In Dublin, the type of house construction shows strong signs of native Irish carpentry, while the sunken houses of York might owe something to Anglo-Saxon sunken buildings. It is possible that the tenth-century houses of York owed something to indigenous traditions. The houses and the population were probably of more mixed origin than the Norse speech of the Jorvik Museum sound-track might suggest. Perhaps they should have been speaking Old (Northumbrian) English as well as Old Norse.

002If Offa had had an equally vigorous son and grandson, Mercia might have swallowed up the whole of England earlier than Wessex actually did. In fact, the idea of fortifying towns may have begun in Mercia, with towns like Hereford and Tamworth predating Alfred’s burghs. Taken alone, the Anglo-Saxon evidence might be interpreted simply as a demonstration of the strong and weak points of the Wessex dynasty over its century and a half fighting for hegemony over All England with the Danes. However, put in the context of the North Sea Empire which the Danes eventually created, the Viking threat becomes much clearer. It is interesting that a stronger political unit should have appeared in Denmark as well as England. It is worth speculating as to whether the English and Danish states would have developed anyway, without the stimulus of the need to organise, whether for attack or defence. Taken altogether, however, the nature of the archaeological evidence for the North Sea region from the eighth to the tenth centuries does show that it was a time of great insecurity, and that that threat came from Scandinavia and was directed against the relatively peaceful and wealthy lands of Britain and the Carolingian empire. However, the lack of direct evidence for settlement reflects the fact that there was not very much, although the historical and linguistic evidence does point to a notable influx in certain localities.

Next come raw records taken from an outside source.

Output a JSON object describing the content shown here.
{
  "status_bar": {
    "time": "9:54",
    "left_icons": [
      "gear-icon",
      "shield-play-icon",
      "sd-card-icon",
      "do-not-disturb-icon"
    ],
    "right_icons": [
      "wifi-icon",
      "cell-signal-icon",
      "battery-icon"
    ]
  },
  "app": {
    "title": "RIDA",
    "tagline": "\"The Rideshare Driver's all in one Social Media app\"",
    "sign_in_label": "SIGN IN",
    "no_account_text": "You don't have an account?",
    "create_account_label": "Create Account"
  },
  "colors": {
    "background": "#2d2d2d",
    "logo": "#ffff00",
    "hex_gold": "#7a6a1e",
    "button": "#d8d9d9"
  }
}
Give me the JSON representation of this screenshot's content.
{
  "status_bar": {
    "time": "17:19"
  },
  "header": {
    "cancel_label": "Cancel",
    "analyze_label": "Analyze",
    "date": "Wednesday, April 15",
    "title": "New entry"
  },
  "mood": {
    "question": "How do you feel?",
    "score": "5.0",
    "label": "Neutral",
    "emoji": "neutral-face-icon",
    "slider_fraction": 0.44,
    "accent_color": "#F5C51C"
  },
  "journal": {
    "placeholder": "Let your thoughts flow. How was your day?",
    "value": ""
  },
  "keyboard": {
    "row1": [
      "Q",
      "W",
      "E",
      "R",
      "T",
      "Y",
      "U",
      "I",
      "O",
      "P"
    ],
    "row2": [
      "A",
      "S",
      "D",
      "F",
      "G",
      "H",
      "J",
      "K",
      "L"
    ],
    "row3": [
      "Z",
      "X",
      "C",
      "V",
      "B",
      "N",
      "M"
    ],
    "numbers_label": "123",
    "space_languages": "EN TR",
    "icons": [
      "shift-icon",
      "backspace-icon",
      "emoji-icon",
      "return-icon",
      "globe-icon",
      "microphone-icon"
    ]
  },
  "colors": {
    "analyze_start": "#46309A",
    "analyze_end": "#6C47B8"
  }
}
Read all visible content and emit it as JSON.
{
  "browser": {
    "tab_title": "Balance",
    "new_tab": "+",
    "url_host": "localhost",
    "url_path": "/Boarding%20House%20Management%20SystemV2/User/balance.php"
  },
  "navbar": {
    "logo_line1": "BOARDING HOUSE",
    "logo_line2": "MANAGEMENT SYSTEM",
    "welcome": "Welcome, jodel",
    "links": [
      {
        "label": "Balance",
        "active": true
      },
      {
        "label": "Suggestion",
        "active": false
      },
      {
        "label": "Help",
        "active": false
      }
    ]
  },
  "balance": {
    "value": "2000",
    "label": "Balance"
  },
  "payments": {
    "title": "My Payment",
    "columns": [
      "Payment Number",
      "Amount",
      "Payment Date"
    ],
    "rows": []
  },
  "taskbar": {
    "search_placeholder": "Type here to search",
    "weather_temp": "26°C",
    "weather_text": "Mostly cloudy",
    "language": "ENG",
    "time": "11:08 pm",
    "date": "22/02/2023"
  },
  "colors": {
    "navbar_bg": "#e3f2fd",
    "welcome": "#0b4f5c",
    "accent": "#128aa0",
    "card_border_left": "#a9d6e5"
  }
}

We also know, from both written and archaeological evidence, that under the latter Kings of Wessex and England, the whole country used the same coinage for the first time. It was of a standard quality, regularly recalled and re-minted, despite the fact that there were mints in almost every burgh. However, it had been under Offa that the coinage was reorganised. At the turn of the tenth-eleventh centuries, many more churches were built, some in stone, and there was a renewal of the eighth-century art associated with the Church.

Cnut, already nominally Christian before his takeover, made peace with the British Church by having all the churches destroyed or damaged in the Vikings’ ravages, rebuilt  or repaired.  Again, it can be seen that the arrival of Christianity in Scandinavia and the appearance of Christian burials and churches were both the result and cause of a combination of foreign contacts and peaceful missions, like those which had converted other Germanic peoples, including some of the Anglo-Saxons. Perhaps, in becoming increasingly Christianised and controlled, the Vikings left less of a distinctive imprint upon the English landscape, at least until the next generation of Norsemen, or Normans, launched their successful invasion fifty years after that of Cnut.

Sources:

Derek Wilson (1977), A Short History of Suffolk. London: Batsford

Catherine Hills (1986), Blood of the British. London: Guild Publishing.

Jorvik Viking Centre (1992), Guide Book. York Archaeological Trust.